El escritor de ficción que es Balza en Percusión, en Marzo anterior o en Medianoche en video: 1/5, por ejemplo, no se abstrae del Balza ensayista: creo cada vez con más convicción que los vasos comunicantes que hay entre el ensayo y la creación en autores como Balza son numerosos, intrincados y desconocidos: sí, el novelista inquieto domina en la novela y el «crítico puro» (como lo llama Wilfrido Corral) en los textos de reflexión: pero uno y otro se contaminan y se sostienen, sin estorbarse. En Percusión, por ejemplo, una reflexión sobre el transcurrir del tiempo de atrás hacia delante y las magias y maravillas de la montaña como símbolo adensan la ficción; mientras que en libros como El fiero (y dulce) instinto terrestre (1988) la eutrapelia del que sabe narrar «interviene» los textos con gracia para que no sean simple material de erudición y alcance cotas más altas, aquellas que Alfonso Reyes habría llamado las «cotas del juicio».

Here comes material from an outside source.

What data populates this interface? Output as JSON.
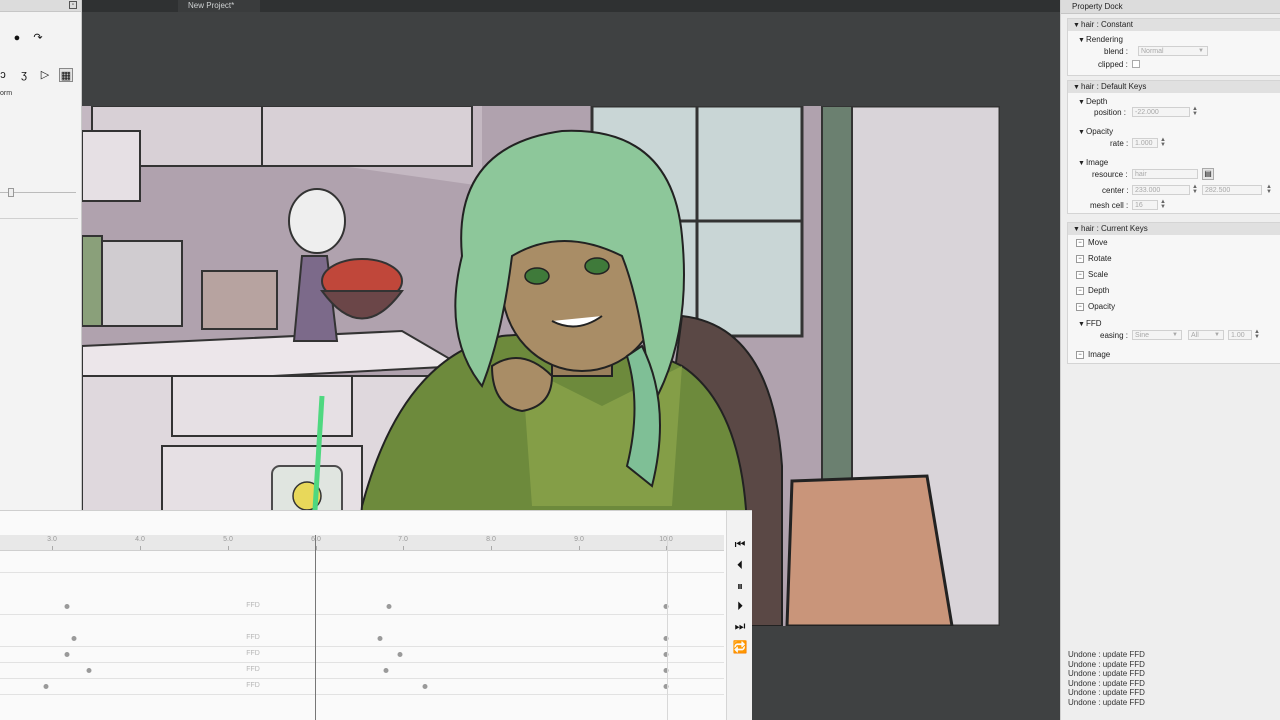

Puede que una de las herramientas balzianas para amalgamar su(s) escritura(s) sea la que le permite moverse entre géneros con tanta facilidad y gracia: la música. El mismo nombre de la novela, Percusión, remite al tamtam que nos caracteriza como continente («yo soy la canción del bongó», nos recuerda Nicolás Guillén), pero también porque cuando uno lee la novela, aparte de las evidentes (re)percusiones de la memoria, de las montañas, de las ciudades, del pasado sobre el futuro (y tal vez viceversa, porque la literatura todo lo puede), cada frase remite a otras y, estas, a otras; cada personaje puede ser concebido como la equivalencia enharmónica de otro, como ocurre con Isidra, moderna gerontófila, y Janneke, que habla cualquier idioma y que es el recipiente de la enfermedad del mundo.

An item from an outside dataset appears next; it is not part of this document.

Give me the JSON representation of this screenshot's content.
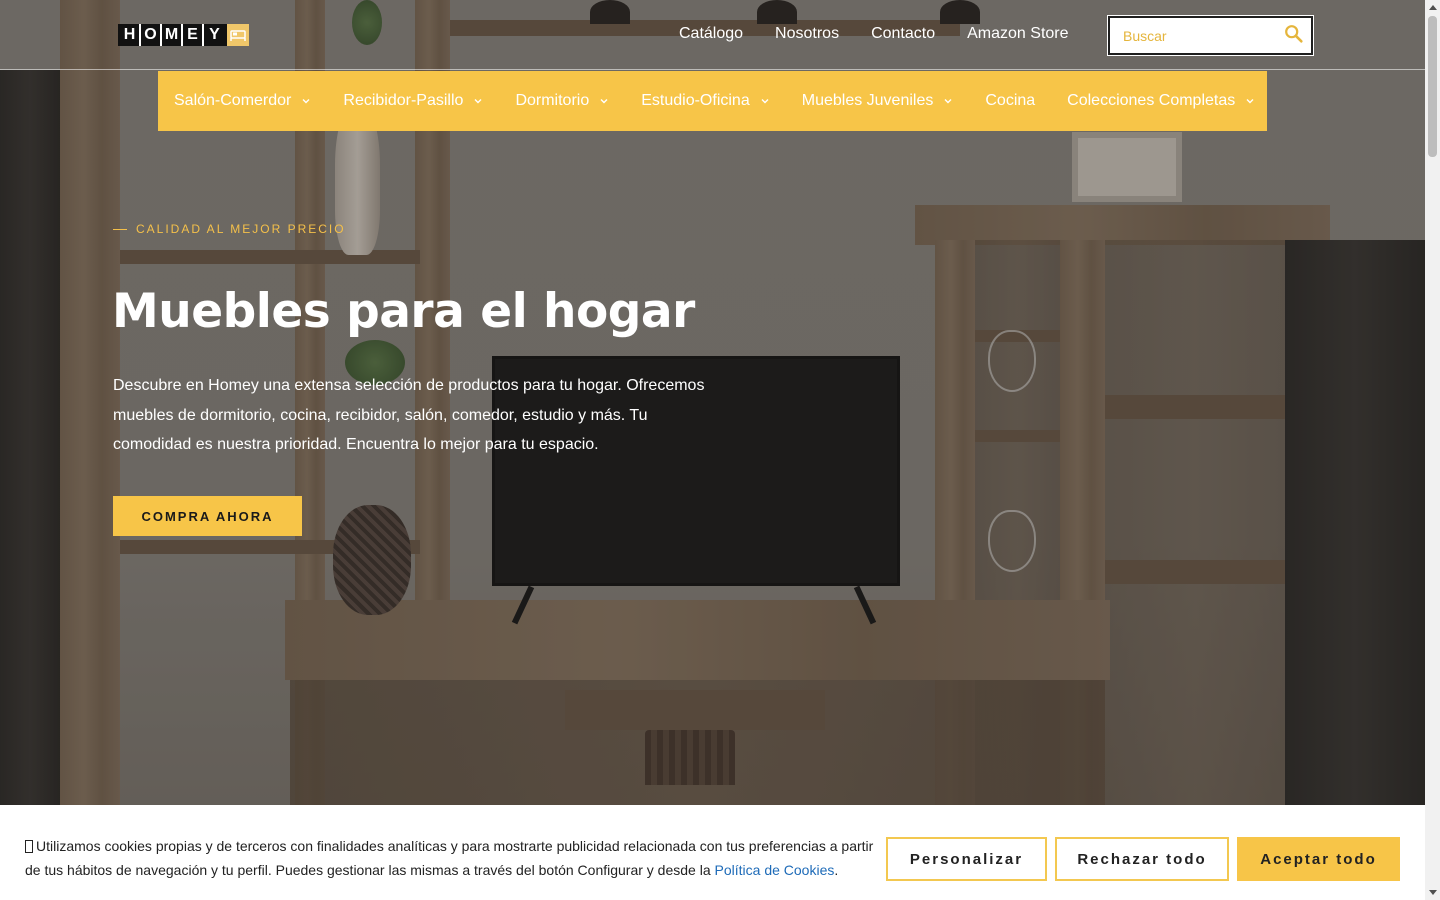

Ante tanta «materia narrativa» en la obra de Balza, ¿cómo no suponer una poderosa influencia en las generaciones que le siguieron? Hay mucho de donde escoger, como ocurre siempre con los grandes autores. Basta acercarse a los cuentos de Silda Cordoliani, Humberto Mata o Sael Ibáñez, o a las novelas de Slavko Zupcic, Milagros Mata Gil, Juan Carlos Méndez Guédez y Rodrigo Blanco Calderón para comprender que esa tradición narrativa que hunde sus raíces en Bello y Navarrete, que florece con Bigotte,  Blanco Fombona, Teresa de la Parra, Garmendia y Meneses, ha pasado también por el tamiz balziano y ha contaminado irremediablemente a estos autores, aun cuando ellos no lo hayan querido conscientemente. Es lo que tiene la tradición a la que perteneces: percute en tus libros y nada puedes hacer para evitarlo, salvo gozarlo.